Numéro d'avis
05-027
Type d'impôt
Taxe BPOL
Description
La municipalité peut créer une sous-classification de la classification des entreprises BPOL et appliquer un seuil différent de recettes brutes, à condition que le seuil soit supérieur au seuil légal applicable et qu'il existe une politique municipale raisonnable pour justifier les classifications.
Sujet
Pouvoir fiscal local
Date d'émission
08-19-2005
  • FISCALITÉ : TAXES SUR LES LICENCES.

    La municipalité peut créer une sous-classification de la classification des entreprises BPOL et appliquer un seuil différent de recettes brutes, à condition que le seuil soit supérieur au seuil légal applicable et qu'il existe une politique municipale raisonnable pour justifier les classifications.

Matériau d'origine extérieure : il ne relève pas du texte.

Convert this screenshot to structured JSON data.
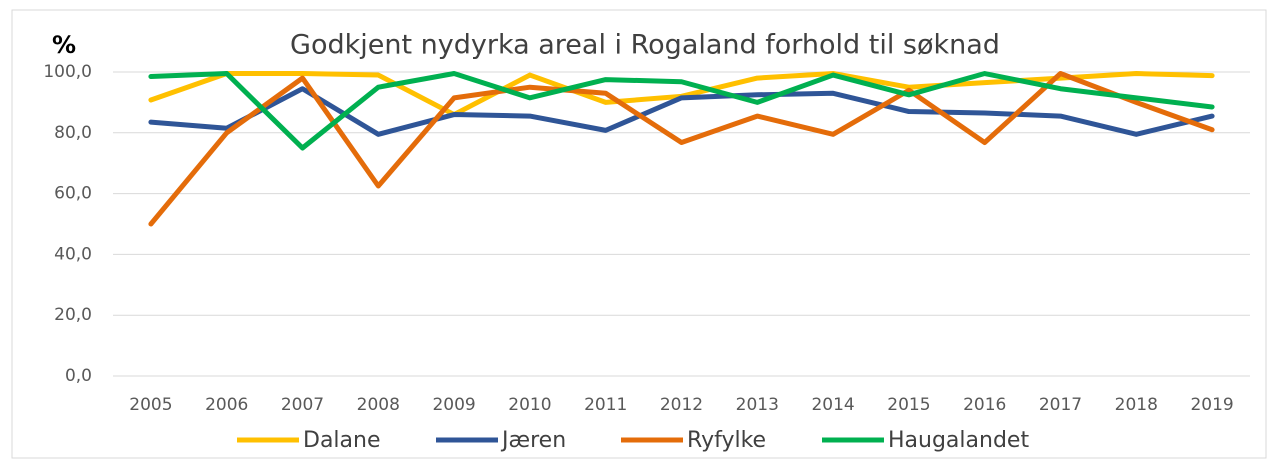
{
  "chart_data": {
    "type": "line",
    "title": "Godkjent nydyrka areal i Rogaland forhold til søknad",
    "y_label": "%",
    "categories": [
      "2005",
      "2006",
      "2007",
      "2008",
      "2009",
      "2010",
      "2011",
      "2012",
      "2013",
      "2014",
      "2015",
      "2016",
      "2017",
      "2018",
      "2019"
    ],
    "series": [
      {
        "name": "Dalane",
        "color": "#ffc000",
        "values": [
          90.8,
          99.5,
          99.5,
          99,
          86,
          99,
          90,
          92,
          98,
          99.5,
          95,
          96.5,
          98,
          99.5,
          98.8
        ]
      },
      {
        "name": "Jæren",
        "color": "#2f5597",
        "values": [
          83.5,
          81.5,
          94.5,
          79.5,
          86,
          85.5,
          80.8,
          91.5,
          92.5,
          93,
          87,
          86.5,
          85.5,
          79.5,
          85.5
        ]
      },
      {
        "name": "Ryfylke",
        "color": "#e46c0a",
        "values": [
          50,
          80,
          98,
          62.5,
          91.5,
          95,
          93,
          76.8,
          85.5,
          79.5,
          94,
          76.8,
          99.5,
          90,
          81
        ]
      },
      {
        "name": "Haugalandet",
        "color": "#00b050",
        "values": [
          98.5,
          99.5,
          75,
          95,
          99.5,
          91.5,
          97.5,
          96.8,
          90,
          99,
          92.5,
          99.5,
          94.5,
          91.5,
          88.5
        ]
      }
    ],
    "ylim": [
      0,
      100
    ],
    "yticks": [
      {
        "value": 0,
        "label": "0,0"
      },
      {
        "value": 20,
        "label": "20,0"
      },
      {
        "value": 40,
        "label": "40,0"
      },
      {
        "value": 60,
        "label": "60,0"
      },
      {
        "value": 80,
        "label": "80,0"
      },
      {
        "value": 100,
        "label": "100,0"
      }
    ],
    "grid": true,
    "legend": "bottom"
  }
}
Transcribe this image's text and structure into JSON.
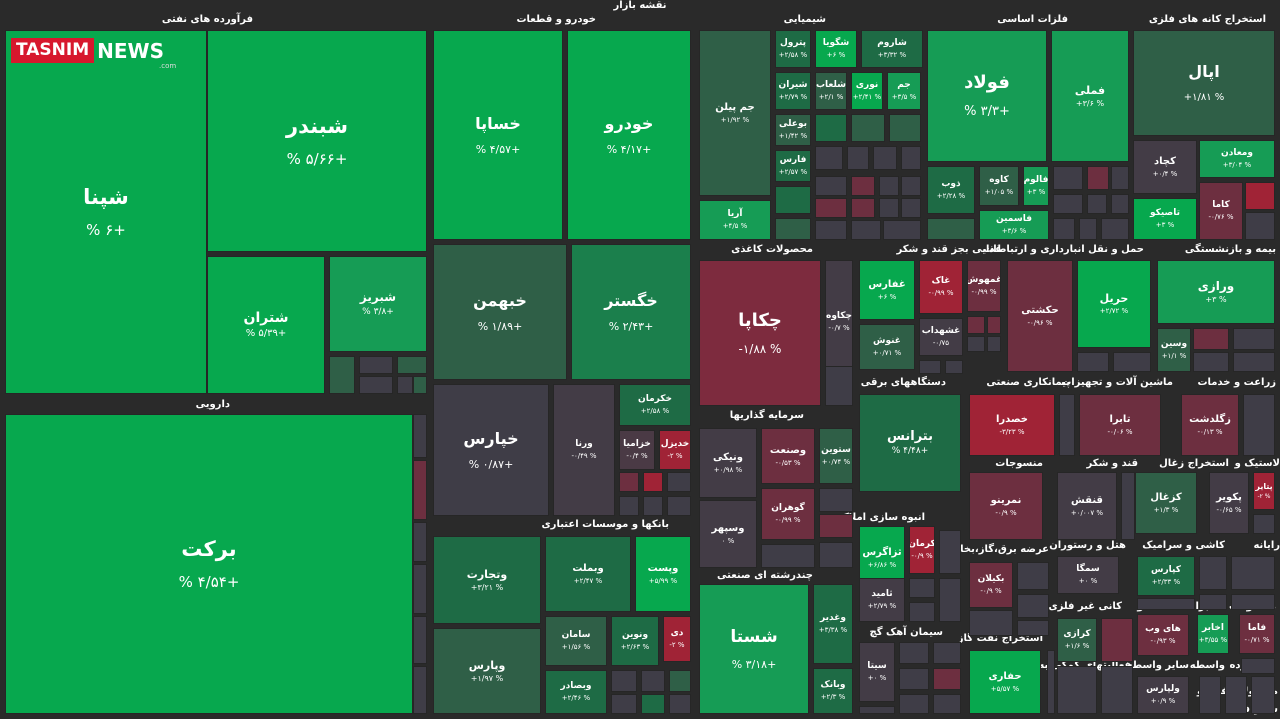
{
  "title": "نقشه بازار",
  "logo": {
    "brand": "TASNIM",
    "news": "NEWS",
    "domain": ".com"
  },
  "sectors": [
    "فرآورده های نفتی",
    "خودرو و قطعات",
    "شیمیایی",
    "فلزات اساسی",
    "استخراج کانه های فلزی",
    "دارویی",
    "محصولات کاغذی",
    "غذایی بجز قند و شکر",
    "انبوه سازی املاک و",
    "سرمایه گذاریها",
    "بانکها و موسسات اعتباری",
    "چندرشته ای صنعتی",
    "حمل و نقل انبارداری و ارتباطات",
    "بیمه و بازنشستگی",
    "دستگاههای برقی",
    "پیمانکاری صنعتی",
    "ماشین آلات و تجهیزات",
    "زراعت و خدمات",
    "منسوجات",
    "قند و شکر",
    "استخراج زغال",
    "لاستیک و",
    "عرضه برق،گاز،بخار و",
    "هتل و رستوران",
    "کاشی و سرامیک",
    "رایانه",
    "سیمان آهک گچ",
    "کانی غیر فلزی",
    "اطلاعات و",
    "مخابرات",
    "محصولات",
    "استخراج نفت گاز",
    "فعالیتهای کمکی به",
    "سایر واسطه",
    "واسطه",
    "خرده",
    "محصولات فنی و",
    "فعا",
    "سایر"
  ],
  "tiles": [
    {
      "name": "شپنا",
      "pct": "% ۶+",
      "color": "#07a84e"
    },
    {
      "name": "شبندر",
      "pct": "% ۵/۶۶+",
      "color": "#07a84e"
    },
    {
      "name": "شتران",
      "pct": "% ۵/۳۹+",
      "color": "#07a84e"
    },
    {
      "name": "شبریز",
      "pct": "% ۳/۸+",
      "color": "#169c55"
    },
    {
      "name": "خساپا",
      "pct": "% ۴/۵۷+",
      "color": "#07a84e"
    },
    {
      "name": "خودرو",
      "pct": "% ۴/۱۷+",
      "color": "#07a84e"
    },
    {
      "name": "خبهمن",
      "pct": "% ۱/۸۹+",
      "color": "#2f5f47"
    },
    {
      "name": "خگستر",
      "pct": "% ۲/۴۳+",
      "color": "#1b7f4c"
    },
    {
      "name": "خپارس",
      "pct": "% ۰/۸۷+",
      "color": "#3f3d47"
    },
    {
      "name": "ورنا",
      "pct": "-۰/۴۹ %",
      "color": "#433c46"
    },
    {
      "name": "خکرمان",
      "pct": "+۲/۵۸ %",
      "color": "#1e6b45"
    },
    {
      "name": "خزامیا",
      "pct": "-۰/۴ %",
      "color": "#4a3a45"
    },
    {
      "name": "خدیزل",
      "pct": "-۲ %",
      "color": "#a02336"
    },
    {
      "name": "برکت",
      "pct": "% ۴/۵۴+",
      "color": "#07a84e"
    },
    {
      "name": "وتجارت",
      "pct": "+۳/۲۱ %",
      "color": "#1e6b45"
    },
    {
      "name": "وبملت",
      "pct": "+۲/۴۷ %",
      "color": "#1e6b45"
    },
    {
      "name": "وپست",
      "pct": "+۵/۹۹ %",
      "color": "#07a84e"
    },
    {
      "name": "سامان",
      "pct": "+۱/۵۶ %",
      "color": "#2f5f47"
    },
    {
      "name": "ونوین",
      "pct": "+۲/۶۳ %",
      "color": "#1e6b45"
    },
    {
      "name": "دی",
      "pct": "-۲ %",
      "color": "#a02336"
    },
    {
      "name": "وپارس",
      "pct": "+۱/۹۷ %",
      "color": "#2f5f47"
    },
    {
      "name": "وبصادر",
      "pct": "+۲/۴۶ %",
      "color": "#1e6b45"
    },
    {
      "name": "جم پیلن",
      "pct": "+۱/۹۲ %",
      "color": "#2f5f47"
    },
    {
      "name": "آریا",
      "pct": "+۴/۵ %",
      "color": "#169c55"
    },
    {
      "name": "پترول",
      "pct": "+۲/۵۸ %",
      "color": "#1e6b45"
    },
    {
      "name": "شگویا",
      "pct": "+۶ %",
      "color": "#07a84e"
    },
    {
      "name": "شاروم",
      "pct": "+۳/۳۲ %",
      "color": "#1e6b45"
    },
    {
      "name": "شیران",
      "pct": "+۲/۷۹ %",
      "color": "#1e6b45"
    },
    {
      "name": "شلعاب",
      "pct": "+۲/۱ %",
      "color": "#2f5f47"
    },
    {
      "name": "نوری",
      "pct": "+۲/۴۱ %",
      "color": "#07a84e"
    },
    {
      "name": "جم",
      "pct": "+۳/۵ %",
      "color": "#169c55"
    },
    {
      "name": "بوعلی",
      "pct": "+۱/۴۲ %",
      "color": "#2f5f47"
    },
    {
      "name": "فارس",
      "pct": "+۲/۵۷ %",
      "color": "#1e6b45"
    },
    {
      "name": "فولاد",
      "pct": "% ۳/۳+",
      "color": "#169c55"
    },
    {
      "name": "فملی",
      "pct": "+۳/۶ %",
      "color": "#169c55"
    },
    {
      "name": "کاوه",
      "pct": "+۱/۰۵ %",
      "color": "#2f5f47"
    },
    {
      "name": "فالوم",
      "pct": "+۳ %",
      "color": "#169c55"
    },
    {
      "name": "ذوب",
      "pct": "+۲/۲۸ %",
      "color": "#1e6b45"
    },
    {
      "name": "فاسمین",
      "pct": "+۳/۶ %",
      "color": "#169c55"
    },
    {
      "name": "اپال",
      "pct": "+۱/۸۱ %",
      "color": "#2f5f47"
    },
    {
      "name": "کچاد",
      "pct": "+۰/۴ %",
      "color": "#433c46"
    },
    {
      "name": "ومعادن",
      "pct": "+۳/۰۴ %",
      "color": "#169c55"
    },
    {
      "name": "تاصیکو",
      "pct": "+۳ %",
      "color": "#07a84e"
    },
    {
      "name": "کاما",
      "pct": "-۰/۷۶ %",
      "color": "#6d2f40"
    },
    {
      "name": "چکاپا",
      "pct": "-۱/۸۸ %",
      "color": "#7d2b3e"
    },
    {
      "name": "چکاوه",
      "pct": "-۰/۷ %",
      "color": "#433c46"
    },
    {
      "name": "غفارس",
      "pct": "+۶ %",
      "color": "#07a84e"
    },
    {
      "name": "غاک",
      "pct": "-۰/۹۹ %",
      "color": "#a02336"
    },
    {
      "name": "غمهوش",
      "pct": "-۰/۹۹ %",
      "color": "#6d2f40"
    },
    {
      "name": "غشهداب",
      "pct": "-۰/۷۵",
      "color": "#433c46"
    },
    {
      "name": "غنوش",
      "pct": "+۰/۷۱ %",
      "color": "#2f5f47"
    },
    {
      "name": "حکشتی",
      "pct": "-۰/۹۶ %",
      "color": "#6d2f40"
    },
    {
      "name": "حریل",
      "pct": "+۲/۷۲ %",
      "color": "#07a84e"
    },
    {
      "name": "ورازی",
      "pct": "+۳ %",
      "color": "#169c55"
    },
    {
      "name": "وسین",
      "pct": "+۱/۱ %",
      "color": "#2f5f47"
    },
    {
      "name": "ونیکی",
      "pct": "+۰/۹۸ %",
      "color": "#433c46"
    },
    {
      "name": "وصنعت",
      "pct": "-۰/۵۳ %",
      "color": "#6d2f40"
    },
    {
      "name": "ستوین",
      "pct": "+۰/۷۴ %",
      "color": "#2f5f47"
    },
    {
      "name": "وسپهر",
      "pct": "۰ %",
      "color": "#433c46"
    },
    {
      "name": "گوهران",
      "pct": "-۰/۹۹ %",
      "color": "#6d2f40"
    },
    {
      "name": "شستا",
      "pct": "% ۳/۱۸+",
      "color": "#169c55"
    },
    {
      "name": "وغدیر",
      "pct": "+۳/۳۸ %",
      "color": "#1e6b45"
    },
    {
      "name": "وبانک",
      "pct": "+۲/۳ %",
      "color": "#1e6b45"
    },
    {
      "name": "بترانس",
      "pct": "% ۴/۴۸+",
      "color": "#1e6b45"
    },
    {
      "name": "ثزاگرس",
      "pct": "+۶/۸۶ %",
      "color": "#07a84e"
    },
    {
      "name": "کرمان",
      "pct": "-۰/۹ %",
      "color": "#a02336"
    },
    {
      "name": "ثامید",
      "pct": "+۲/۷۹ %",
      "color": "#433c46"
    },
    {
      "name": "سیتا",
      "pct": "+۰ %",
      "color": "#433c46"
    },
    {
      "name": "خصدرا",
      "pct": "-۳/۲۳ %",
      "color": "#a02336"
    },
    {
      "name": "تابرا",
      "pct": "-۰/۰۶ %",
      "color": "#6d2f40"
    },
    {
      "name": "زگلدشت",
      "pct": "-۰/۱۳ %",
      "color": "#6d2f40"
    },
    {
      "name": "نمرینو",
      "pct": "-۰/۹ %",
      "color": "#6d2f40"
    },
    {
      "name": "قنقش",
      "pct": "+۰/۰۰۷ %",
      "color": "#433c46"
    },
    {
      "name": "کزغال",
      "pct": "+۱/۳ %",
      "color": "#2f5f47"
    },
    {
      "name": "پکویر",
      "pct": "-۰/۶۵ %",
      "color": "#433c46"
    },
    {
      "name": "پتایر",
      "pct": "-۲ %",
      "color": "#a02336"
    },
    {
      "name": "بکیلان",
      "pct": "-۰/۹ %",
      "color": "#6d2f40"
    },
    {
      "name": "سمگا",
      "pct": "+۰ %",
      "color": "#433c46"
    },
    {
      "name": "کپارس",
      "pct": "+۲/۳۳ %",
      "color": "#1e6b45"
    },
    {
      "name": "کرازی",
      "pct": "+۱/۶ %",
      "color": "#2f5f47"
    },
    {
      "name": "های وب",
      "pct": "-۰/۹۳ %",
      "color": "#6d2f40"
    },
    {
      "name": "اخابر",
      "pct": "+۳/۵۵ %",
      "color": "#169c55"
    },
    {
      "name": "فاما",
      "pct": "-۰/۷۱ %",
      "color": "#6d2f40"
    },
    {
      "name": "حفاری",
      "pct": "+۵/۵۷ %",
      "color": "#07a84e"
    },
    {
      "name": "ولپارس",
      "pct": "+۰/۹ %",
      "color": "#433c46"
    }
  ]
}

    M. J. Thompson Shrader

    Procureur du comté d'Amherst

    Août 19, 2005


    Questions posées

    Vous demandez si une localité est autorisée à augmenter les seuils légaux de recettes brutes en dessous desquels la taxe sur les licences commerciales, professionnelles et de travail ("BPOL") contenue dans le chapitre 37 du titre 58.1, §§ 58.1-3700 à 58.1-3735, ne peut pas être imposée. En outre, vous demandez si, au sein d'une classification d'entreprise, telle que la vente au détail, la localité peut créer une sous-classification de ce type d'entreprise et augmenter encore le seuil des recettes brutes aux fins de la taxe BPOL pour cette sous-classification.

    Réponse

    Je suis d'avis qu'une localité peut imposer un seuil de recettes brutes aux fins de la taxe BPOL plus élevé que le minimum légal. En outre, je suis d'avis que la municipalité peut créer une sous-classification d'une classification commerciale BPOL et appliquer un seuil différent de recettes brutes, à condition que le seuil applicable à cette sous-catégorie soit supérieur au seuil légal applicable et qu'il existe une politique municipale raisonnable pour justifier les classifications.

    Contexte

    Vous relatez que le conseil des superviseurs du comté d'Amherst (le comté "" ) envisage d'adopter une taxe BPOL pour les entreprises et les professions libérales du comté conformément au chapitre 37. Vous déclarez qu'aux fins de la délimitation des seuils prévue au § 58.1-3706(A), la population du comté se situe entre 25,000 et 50,000.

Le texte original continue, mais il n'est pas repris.